Floorball was originally played like Cosom or Floor Hockey.

This image is from 1964, showing a complete kit for twelve players.

The modern game was invented in early 1970s in Gothenburg, Sweden.

The sport began as something that was played for fun as a pastime at schools. After a decade or so, floorball began showing up in Nordic countries where the former schoolyard pastime was becoming a developed sport.

Formal rules soon were developed, and clubs began to form. After some time, several countries developed national associations, and the IFF was founded in 1986.

The game of floorball is also known by many other names, such as salibandy (in Finland), innebandy (in Sweden and Norway), and unihockey (in Switzerland and Germany). The names "salibandy" and "innebandy" are derived from bandy; both of those names literally translate to "indoor bandy". Unihockey is derived from "universal hockey" since it is meant to be a special and simplified hockey form.

When the IFF was founded in 1986, the sport was played in mostly Nordic countries, Japan, and several parts of Europe. By 1990, floorball was recognized in 7 countries, and by the time of the first European Floorball Championships in 1994, that number had risen to 14. That number included the United States, who were the first country outside of Europe and Asia to recognize floorball. By the time of the first men's world championships in 1996, 20 nations played floorball, with 12 of them participating at the tournament. As of 2009, the sport of floorball has been played in almost 80 countries.
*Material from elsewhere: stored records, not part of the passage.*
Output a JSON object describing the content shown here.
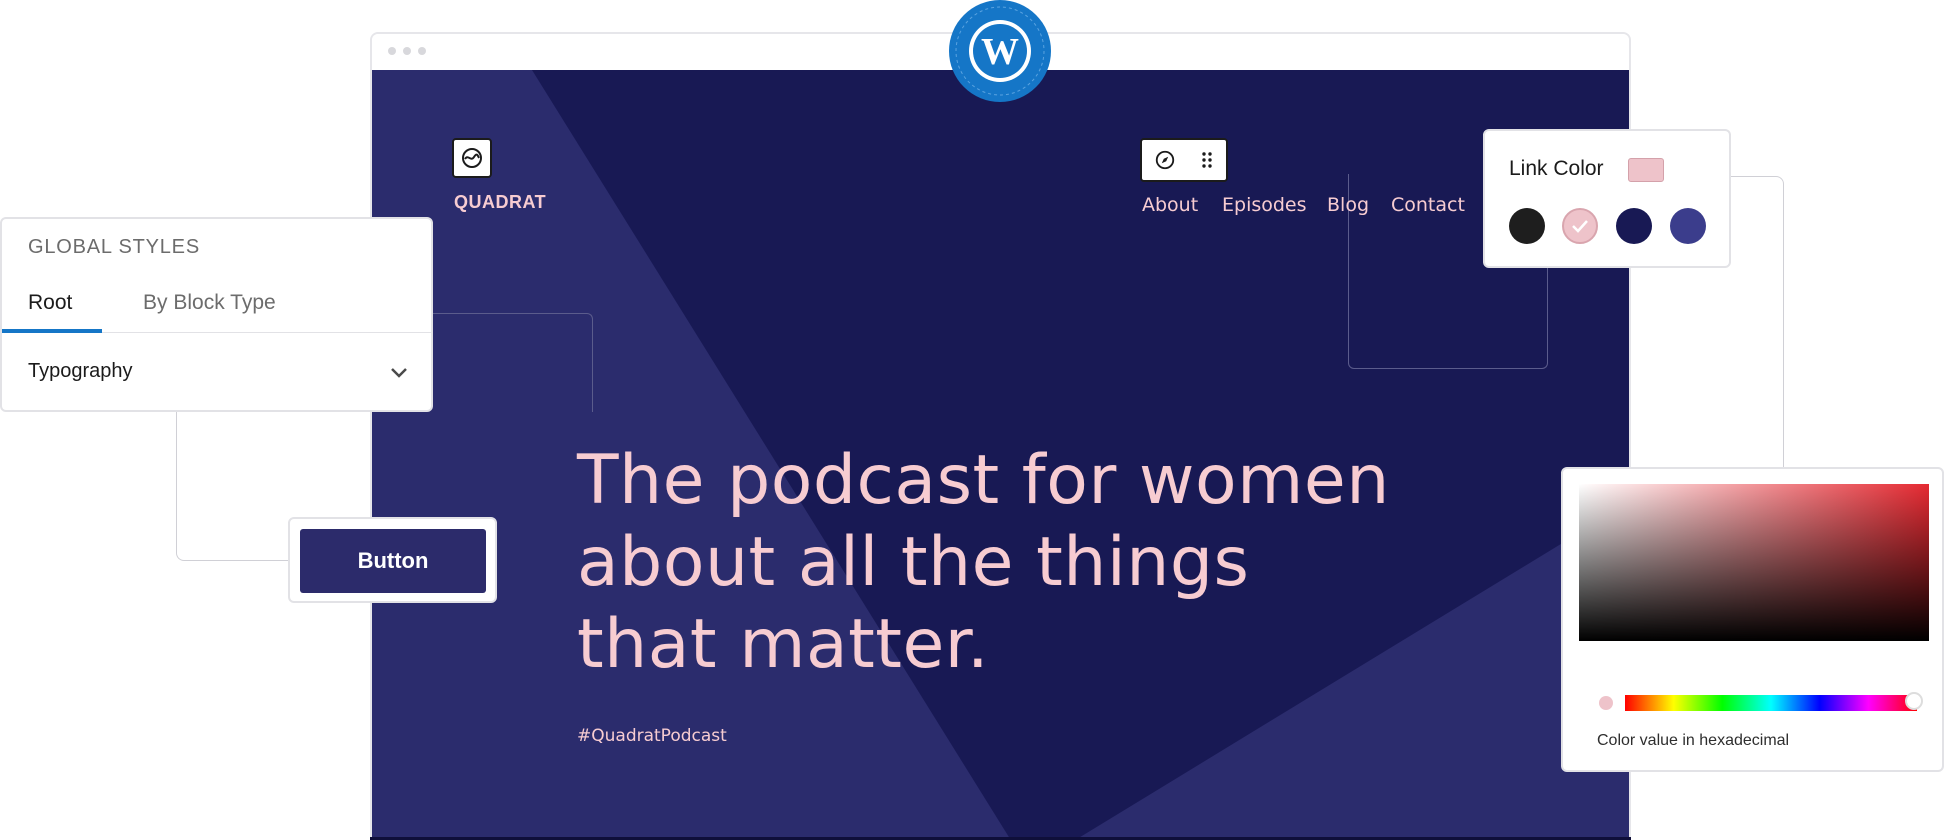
{
  "browser": {
    "dots": [
      "",
      "",
      ""
    ]
  },
  "site": {
    "title": "QUADRAT",
    "nav": [
      "About",
      "Episodes",
      "Blog",
      "Contact"
    ],
    "hero_lines": [
      "The podcast for women",
      "about all the things",
      "that matter."
    ],
    "hashtag": "#QuadratPodcast"
  },
  "global_styles": {
    "title": "GLOBAL STYLES",
    "tabs": [
      "Root",
      "By Block Type"
    ],
    "active_tab": "Root",
    "section": "Typography"
  },
  "button_sample": {
    "label": "Button"
  },
  "link_color": {
    "label": "Link Color",
    "current": "#eec3ca",
    "options": [
      "#1e1e1e",
      "#eec3ca",
      "#181954",
      "#3b3d8c"
    ],
    "selected_index": 1
  },
  "color_picker": {
    "hue_fraction": 0.99,
    "label": "Color value in hexadecimal"
  },
  "colors": {
    "site_bg": "#181954",
    "site_accent": "#f7ccd1",
    "wp_blue": "#1576c7",
    "tab_active": "#1576c7"
  },
  "icons": [
    "wordpress-logo-icon",
    "site-logo-icon",
    "compass-icon",
    "drag-handle-icon",
    "chevron-down-icon",
    "check-icon"
  ]
}
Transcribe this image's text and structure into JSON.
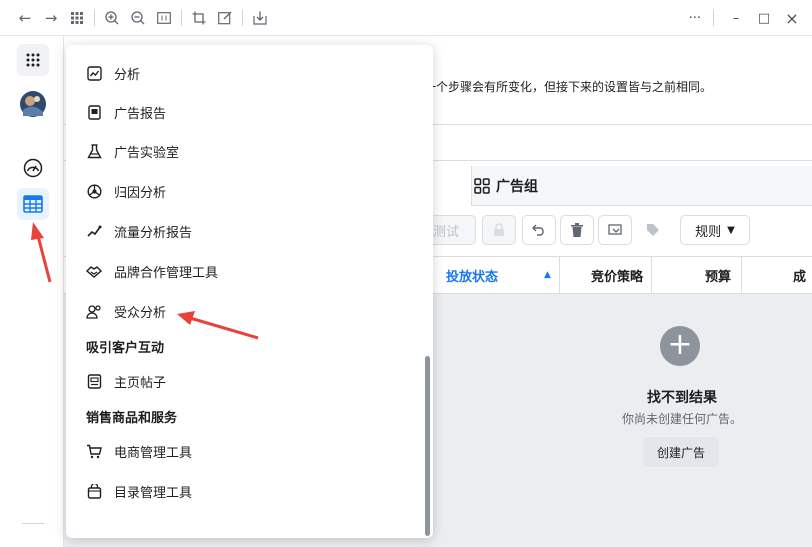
{
  "toolbar": {
    "icons": [
      "back-arrow-icon",
      "forward-arrow-icon",
      "grid-icon",
      "zoom-in-icon",
      "zoom-out-icon",
      "fit-icon",
      "crop-icon",
      "edit-icon",
      "download-icon"
    ],
    "more": "···",
    "minimize": "–",
    "maximize": "□",
    "close": "×"
  },
  "notice": {
    "text": "一个步骤会有所变化，但接下来的设置皆与之前相同。"
  },
  "tabs": {
    "ad_group": "广告组"
  },
  "actions": {
    "test": "测试",
    "rules": "规则"
  },
  "table": {
    "columns": [
      "投放状态",
      "竞价策略",
      "预算",
      "成"
    ]
  },
  "empty_state": {
    "title": "找不到结果",
    "subtitle": "你尚未创建任何广告。",
    "button": "创建广告"
  },
  "menu": {
    "items_top": [
      {
        "label": "分析",
        "icon": "chart-icon"
      },
      {
        "label": "广告报告",
        "icon": "report-icon"
      },
      {
        "label": "广告实验室",
        "icon": "flask-icon"
      },
      {
        "label": "归因分析",
        "icon": "attribution-icon"
      },
      {
        "label": "流量分析报告",
        "icon": "traffic-icon"
      },
      {
        "label": "品牌合作管理工具",
        "icon": "handshake-icon"
      },
      {
        "label": "受众分析",
        "icon": "audience-icon"
      }
    ],
    "section_engage": "吸引客户互动",
    "items_engage": [
      {
        "label": "主页帖子",
        "icon": "page-post-icon"
      }
    ],
    "section_sell": "销售商品和服务",
    "items_sell": [
      {
        "label": "电商管理工具",
        "icon": "cart-icon"
      },
      {
        "label": "目录管理工具",
        "icon": "catalog-icon"
      }
    ]
  },
  "colors": {
    "accent": "#1877f2",
    "annotation": "#e8433a"
  }
}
Of those, 55 have national floorball associations that are recognized by the IFF. With the addition of Sierra Leone, Africa's first floorball nation, the IFF has at least one national association on each continent of the world, with the exception of Antarctica.

In December 2008, the IFF and the sport of floorball received recognition from the International Olympic Committee (IOC). In July 2011 the IOC officially welcomed the IFF into its family of International Sports Federations (ISF). This will pave the way for Floorball to enter the official sport programme. The IFF hopes that this recognition will help allow floorball to become a part of the 2020 Summer Olympics.